The Reface is touted as a portable, take-it-anywhere keyboard. If you’ve been reading this blog, then you know that I’ve put together a portable rig based on the Korg Triton Taktile (TT.) The TT has 49 full-size keys and is not much bigger or heavier than a Reface. The TT key bed is excellent and four octaves is enough room to roam. Although the TT is missing the up-to-date tone generation and effects technology in Reface, it’s a very playable alternative to Reface.
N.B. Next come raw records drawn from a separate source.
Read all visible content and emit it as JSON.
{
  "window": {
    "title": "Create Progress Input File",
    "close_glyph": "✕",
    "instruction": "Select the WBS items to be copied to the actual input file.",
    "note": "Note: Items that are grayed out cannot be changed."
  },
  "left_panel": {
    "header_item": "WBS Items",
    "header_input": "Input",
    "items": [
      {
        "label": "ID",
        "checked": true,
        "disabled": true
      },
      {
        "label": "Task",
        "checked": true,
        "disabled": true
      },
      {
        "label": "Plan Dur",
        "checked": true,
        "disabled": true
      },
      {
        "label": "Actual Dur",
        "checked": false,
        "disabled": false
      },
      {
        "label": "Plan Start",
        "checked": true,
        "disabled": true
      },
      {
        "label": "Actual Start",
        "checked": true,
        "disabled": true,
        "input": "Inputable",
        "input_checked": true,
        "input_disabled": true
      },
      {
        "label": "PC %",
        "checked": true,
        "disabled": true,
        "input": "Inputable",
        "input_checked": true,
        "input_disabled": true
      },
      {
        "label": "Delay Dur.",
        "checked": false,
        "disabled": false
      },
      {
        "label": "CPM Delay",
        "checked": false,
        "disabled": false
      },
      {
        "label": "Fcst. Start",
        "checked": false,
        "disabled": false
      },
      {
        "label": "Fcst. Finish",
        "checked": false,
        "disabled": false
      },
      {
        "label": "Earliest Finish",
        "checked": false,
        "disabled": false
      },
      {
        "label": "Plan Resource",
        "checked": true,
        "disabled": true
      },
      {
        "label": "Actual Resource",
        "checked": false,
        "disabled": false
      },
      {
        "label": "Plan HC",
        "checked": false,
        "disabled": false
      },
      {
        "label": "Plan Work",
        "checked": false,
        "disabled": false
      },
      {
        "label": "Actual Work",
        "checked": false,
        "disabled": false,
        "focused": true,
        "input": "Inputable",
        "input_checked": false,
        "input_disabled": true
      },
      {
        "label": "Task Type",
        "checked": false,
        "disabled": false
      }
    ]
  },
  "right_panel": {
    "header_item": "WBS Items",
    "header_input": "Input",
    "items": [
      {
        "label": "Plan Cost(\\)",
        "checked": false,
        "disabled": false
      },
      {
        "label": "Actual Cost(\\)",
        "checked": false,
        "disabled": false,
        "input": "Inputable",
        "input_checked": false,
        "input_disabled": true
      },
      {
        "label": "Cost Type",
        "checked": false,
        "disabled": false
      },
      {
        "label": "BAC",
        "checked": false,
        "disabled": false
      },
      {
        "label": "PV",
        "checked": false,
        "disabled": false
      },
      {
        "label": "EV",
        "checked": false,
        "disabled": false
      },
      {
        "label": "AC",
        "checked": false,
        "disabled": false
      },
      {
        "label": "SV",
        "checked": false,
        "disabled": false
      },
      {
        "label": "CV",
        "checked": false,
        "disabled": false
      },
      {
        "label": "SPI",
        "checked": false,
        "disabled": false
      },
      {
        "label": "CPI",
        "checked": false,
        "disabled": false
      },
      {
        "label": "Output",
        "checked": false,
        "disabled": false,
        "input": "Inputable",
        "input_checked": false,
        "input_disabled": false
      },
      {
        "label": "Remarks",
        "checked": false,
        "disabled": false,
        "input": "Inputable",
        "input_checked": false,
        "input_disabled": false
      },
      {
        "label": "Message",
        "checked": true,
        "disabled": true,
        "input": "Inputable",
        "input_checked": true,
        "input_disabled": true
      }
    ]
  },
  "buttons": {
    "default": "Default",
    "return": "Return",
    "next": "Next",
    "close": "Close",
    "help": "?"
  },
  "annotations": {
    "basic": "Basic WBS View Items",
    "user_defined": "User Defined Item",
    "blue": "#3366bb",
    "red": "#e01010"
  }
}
Finally, there is the issue of the $500 street price. I suspect that Yamaha is looking to make a few extra bucks from the early adopters. Korg may have pursued the same strategy with the TT. They brought the TT out at a higher street price and then eventually reduced the price to the current $350 USD. The TT comes with a superb bundle of software plug-ins and offers, making it a terrific bargain. Unfortunately, for Yamaha, this is the competition facing Reface (pun intended) and a $500 street price looks mighty steep for an ax with mini-keys and no free software incentives.

Internet reaction from Reface detractors has been vehement — far over the top, in my opinion. It seems like some people have taken Reface as a personal affront! Please, settle down. Yamaha is a big company and they will surely roll out new products for the rest of us. The Motif refresh is overdue, for example, and must be in the works. It’s good to see Yamaha releasing new products that are out of its mainstream offerings. All the best!